Remains of the last European marsupial discovered in Spain

12 Jun 2012
578 times
Image of fossil teeth

Fossil remains of the dentition of several individuals of Amphiperatherium frequens, from Ribesalbes-Alcora Basin in Castelló. Marc Furió. ICP

The fossil remains of Amphiperatherium frequens recovered from Ribesalbes-Alcora Basin in Castellón are the southernmost occurrence in Europe. This marsupial, the last on our continent, became extinct about 14 million years ago. The work is published this week in the online edition of the journal Comptes Rendus Palevol.

The article "The southernmost Miocene Occurrence of the last European Amphiperatherium herpetotheriid frequens (Metatheria, Mammalia)" presents the first description of fossil remains from Spain of the last European marsupial.
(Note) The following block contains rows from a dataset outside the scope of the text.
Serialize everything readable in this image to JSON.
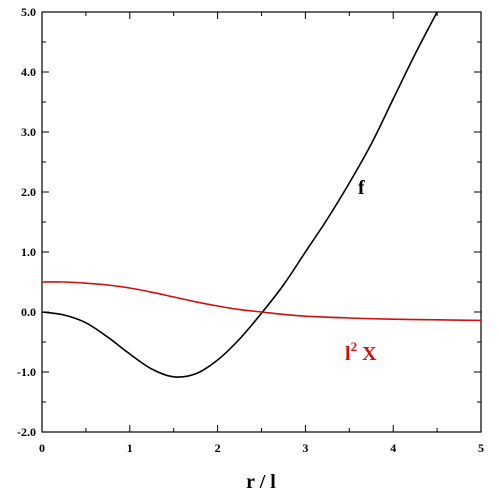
{
  "chart_data": {
    "type": "line",
    "title": "",
    "xlabel": "r / l",
    "ylabel": "",
    "xlim": [
      0,
      5
    ],
    "ylim": [
      -2.0,
      5.0
    ],
    "grid": false,
    "x_ticks": [
      "0",
      "1",
      "2",
      "3",
      "4",
      "5"
    ],
    "y_ticks": [
      "-2.0",
      "-1.0",
      "0.0",
      "1.0",
      "2.0",
      "3.0",
      "4.0",
      "5.0"
    ],
    "series": [
      {
        "name": "f",
        "color": "#000000",
        "x": [
          0,
          0.25,
          0.5,
          0.75,
          1.0,
          1.25,
          1.5,
          1.75,
          2.0,
          2.25,
          2.5,
          2.75,
          3.0,
          3.25,
          3.5,
          3.75,
          4.0,
          4.25,
          4.5
        ],
        "values": [
          0.0,
          -0.05,
          -0.18,
          -0.42,
          -0.7,
          -0.95,
          -1.08,
          -1.03,
          -0.8,
          -0.45,
          -0.02,
          0.45,
          1.0,
          1.55,
          2.15,
          2.8,
          3.55,
          4.3,
          5.0
        ]
      },
      {
        "name": "l²X",
        "label_main": "l",
        "label_sup": "2",
        "label_tail": " X",
        "color": "#d01010",
        "x": [
          0,
          0.25,
          0.5,
          0.75,
          1.0,
          1.25,
          1.5,
          1.75,
          2.0,
          2.25,
          2.5,
          2.75,
          3.0,
          3.5,
          4.0,
          4.5,
          5.0
        ],
        "values": [
          0.5,
          0.5,
          0.48,
          0.45,
          0.4,
          0.33,
          0.25,
          0.17,
          0.1,
          0.04,
          0.0,
          -0.04,
          -0.07,
          -0.1,
          -0.12,
          -0.13,
          -0.14
        ]
      }
    ]
  }
}
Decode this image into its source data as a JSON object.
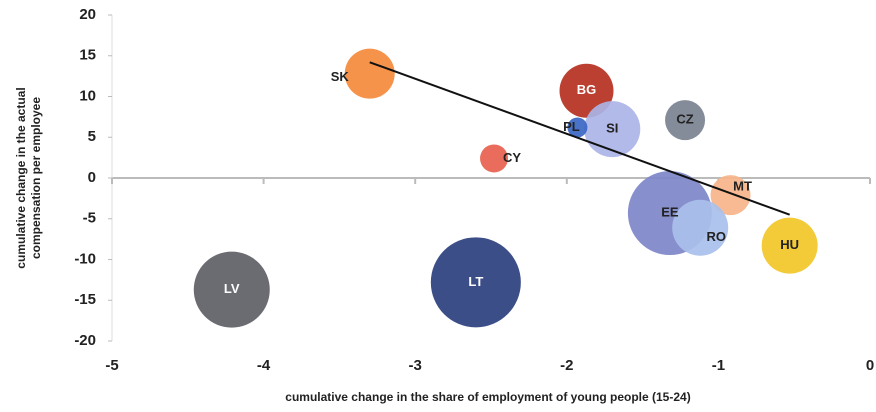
{
  "chart_data": {
    "type": "bubble",
    "x_label": "cumulative change in the share of employment of young people (15-24)",
    "y_label": [
      "cumulative change in the actual",
      "compensation per employee"
    ],
    "xlim": [
      -5,
      0
    ],
    "xticks": [
      -5,
      -4,
      -3,
      -2,
      -1,
      0
    ],
    "ylim": [
      -20,
      20
    ],
    "yticks": [
      -20,
      -15,
      -10,
      -5,
      0,
      5,
      10,
      15,
      20
    ],
    "points": [
      {
        "label": "SK",
        "x": -3.3,
        "y": 12.8,
        "size": 25,
        "color": "#f58a3c",
        "label_color": "#222"
      },
      {
        "label": "BG",
        "x": -1.87,
        "y": 10.7,
        "size": 27,
        "color": "#b5301f",
        "label_color": "#fff"
      },
      {
        "label": "SI",
        "x": -1.7,
        "y": 6.0,
        "size": 28,
        "color": "#aab4e6",
        "label_color": "#222"
      },
      {
        "label": "PL",
        "x": -1.93,
        "y": 6.2,
        "size": 10,
        "color": "#3a66c4",
        "label_color": "#222"
      },
      {
        "label": "CZ",
        "x": -1.22,
        "y": 7.1,
        "size": 20,
        "color": "#7a8290",
        "label_color": "#222"
      },
      {
        "label": "CY",
        "x": -2.48,
        "y": 2.4,
        "size": 14,
        "color": "#e8604e",
        "label_color": "#222"
      },
      {
        "label": "MT",
        "x": -0.92,
        "y": -2.1,
        "size": 20,
        "color": "#f6b48a",
        "label_color": "#222"
      },
      {
        "label": "EE",
        "x": -1.32,
        "y": -4.3,
        "size": 42,
        "color": "#7d86c8",
        "label_color": "#222"
      },
      {
        "label": "RO",
        "x": -1.12,
        "y": -6.1,
        "size": 28,
        "color": "#a9c0ec",
        "label_color": "#222"
      },
      {
        "label": "HU",
        "x": -0.53,
        "y": -8.3,
        "size": 28,
        "color": "#f2c526",
        "label_color": "#222"
      },
      {
        "label": "LV",
        "x": -4.21,
        "y": -13.7,
        "size": 38,
        "color": "#5e5f66",
        "label_color": "#fff"
      },
      {
        "label": "LT",
        "x": -2.6,
        "y": -12.8,
        "size": 45,
        "color": "#2a3f7e",
        "label_color": "#fff"
      }
    ],
    "trendline": {
      "x": [
        -3.3,
        -0.53
      ],
      "y": [
        14.2,
        -4.5
      ],
      "color": "#111"
    }
  }
}
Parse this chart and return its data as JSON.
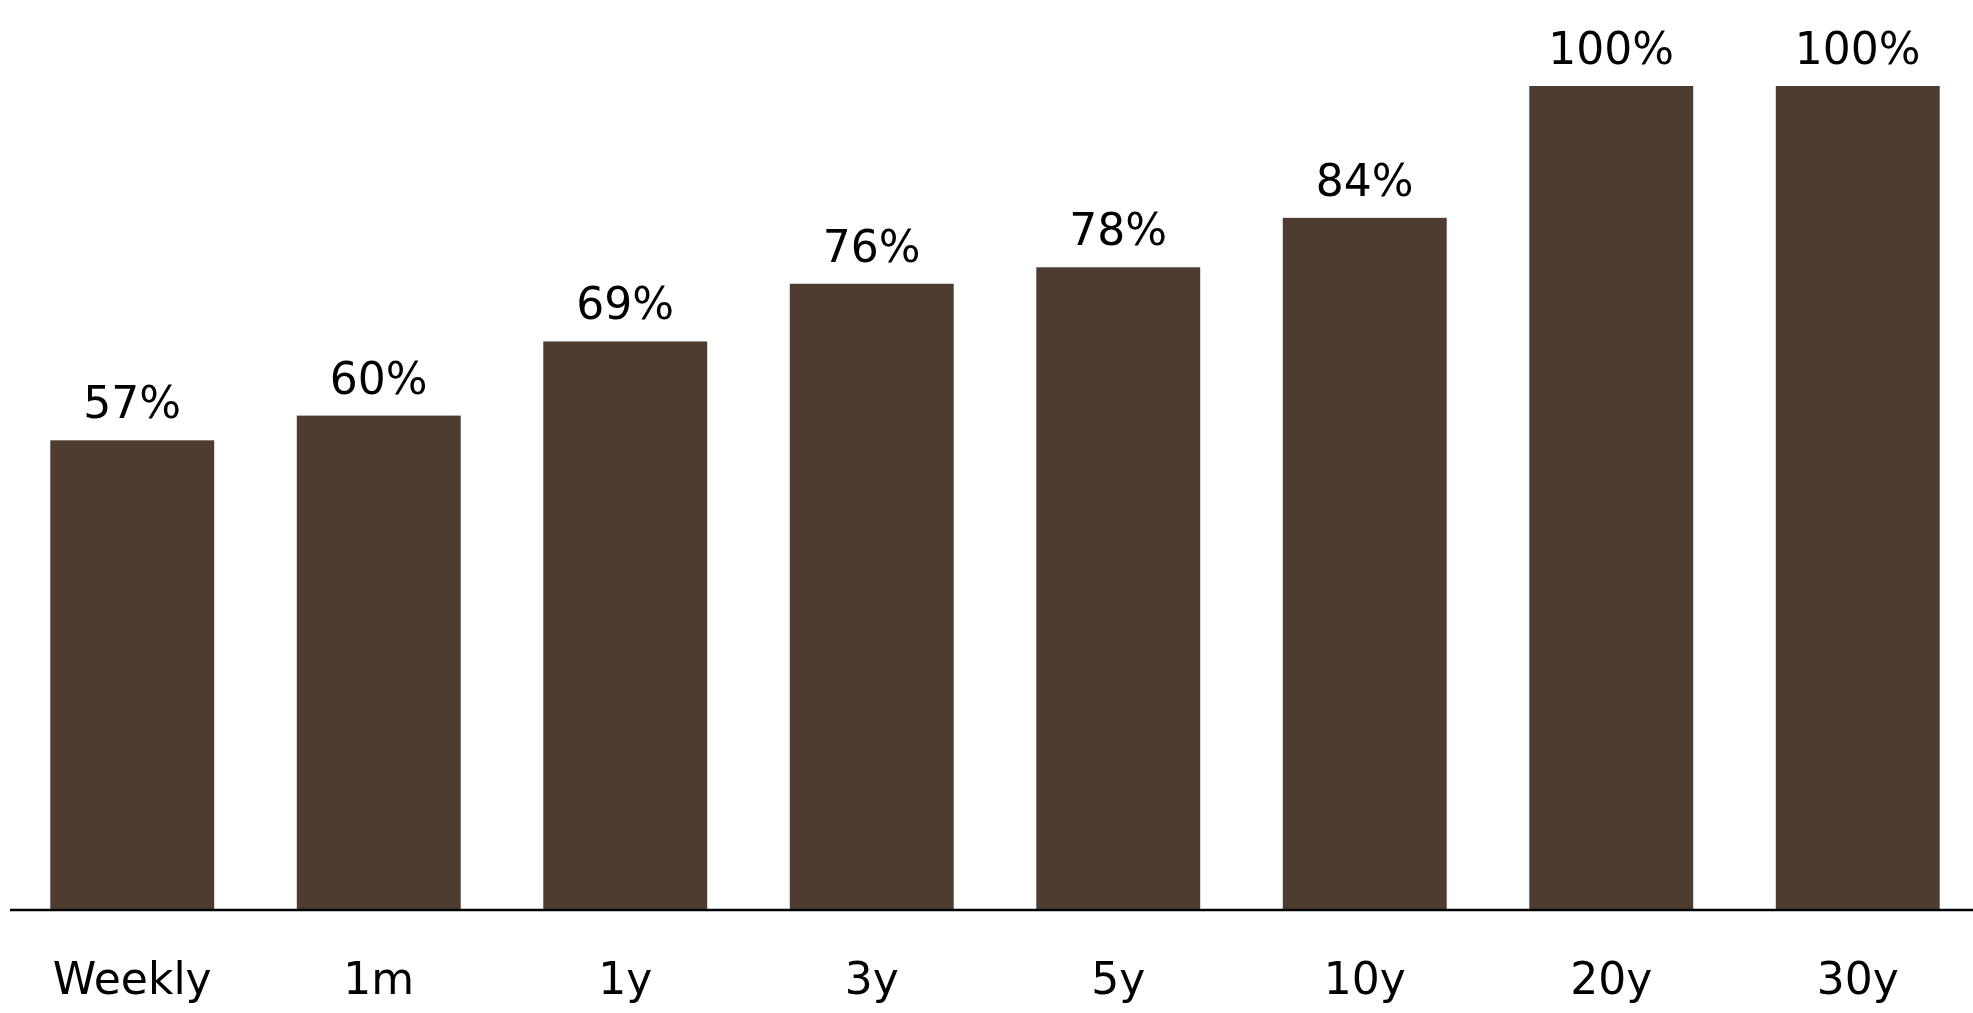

These remains come from the localities of Mas d'Antolino, Mas Torner and Barranc de Campisano, in the Ribesalbes-Alcora Basin (Castellón). With the extinction of the species Amphiperatherium frequens, to which the fossils found in Castellón have been ascribed , marsupials disappeared from Europe. The work is published this week in the online edition of the journal Comptes Rendus Palevol, signed by the ICP researcher Marc Furio; Francisco J. Ruiz-Sánchez, Vicente D. Crespo and Plini Montoya of the University of Valencia, and Matthijs Freudenthal of the University of Granada.

So far, remains of these marsupials had only been documented in Central Europe, where environmental conditions during the Miocene were more humid. In fact, the region of Ribesalbes-Alcora is one of the wettest regions of the Iberian Peninsula, although not as much as other European localities where Amphiperatherium remains were recovered. These climatic conditions explain the fact that the presence of this marsupial is scarcer in Castellón than in northern European sites.

Illustration of a small marsupial

Image of how Amphiperatherium frequens could have looked like. Óscar Sanisidro.

Much of the remains of A. frequens documented in Europe have been found in paleontological sites dating from between 17 and 15 million years ago, coinciding with the Middle Miocene Climate Optimum, when Europe had a much warmer and wetter climate than today. The extinction of this species, about 14 million years ago, coincides with the climate change that brought cooler temperatures and changes in vegetation.

The fossil remains of this work come from different sites in the Ribesalbes-Alcora Basin, in Castellón, internationally known for the exceptional richness of its small mammals fauna. The remains of Amphiperatherium frequens are only 9 pieces out of 200, an amount that represents a very small part of the fossils that have been recovered.

The marsupial mammal group, including kangaroos and koalas, and currently found only in Australia and parts of America, also lived in Africa, Asia and Europe millions of years ago. In Europe, the last remnants date from the Miocene, about 14 million years ago.

 

+ info Furió, M., Ruiz-Sánchez, F.J., Crespo, V.D., Freudenthal, M. & Montoya, P. (published online 2012). The southernmost Miocene occurrence of the last European herpetotheriid Amphiperatherium frequens (Metatheria, Mammalia). Comptes Rendus Palevol.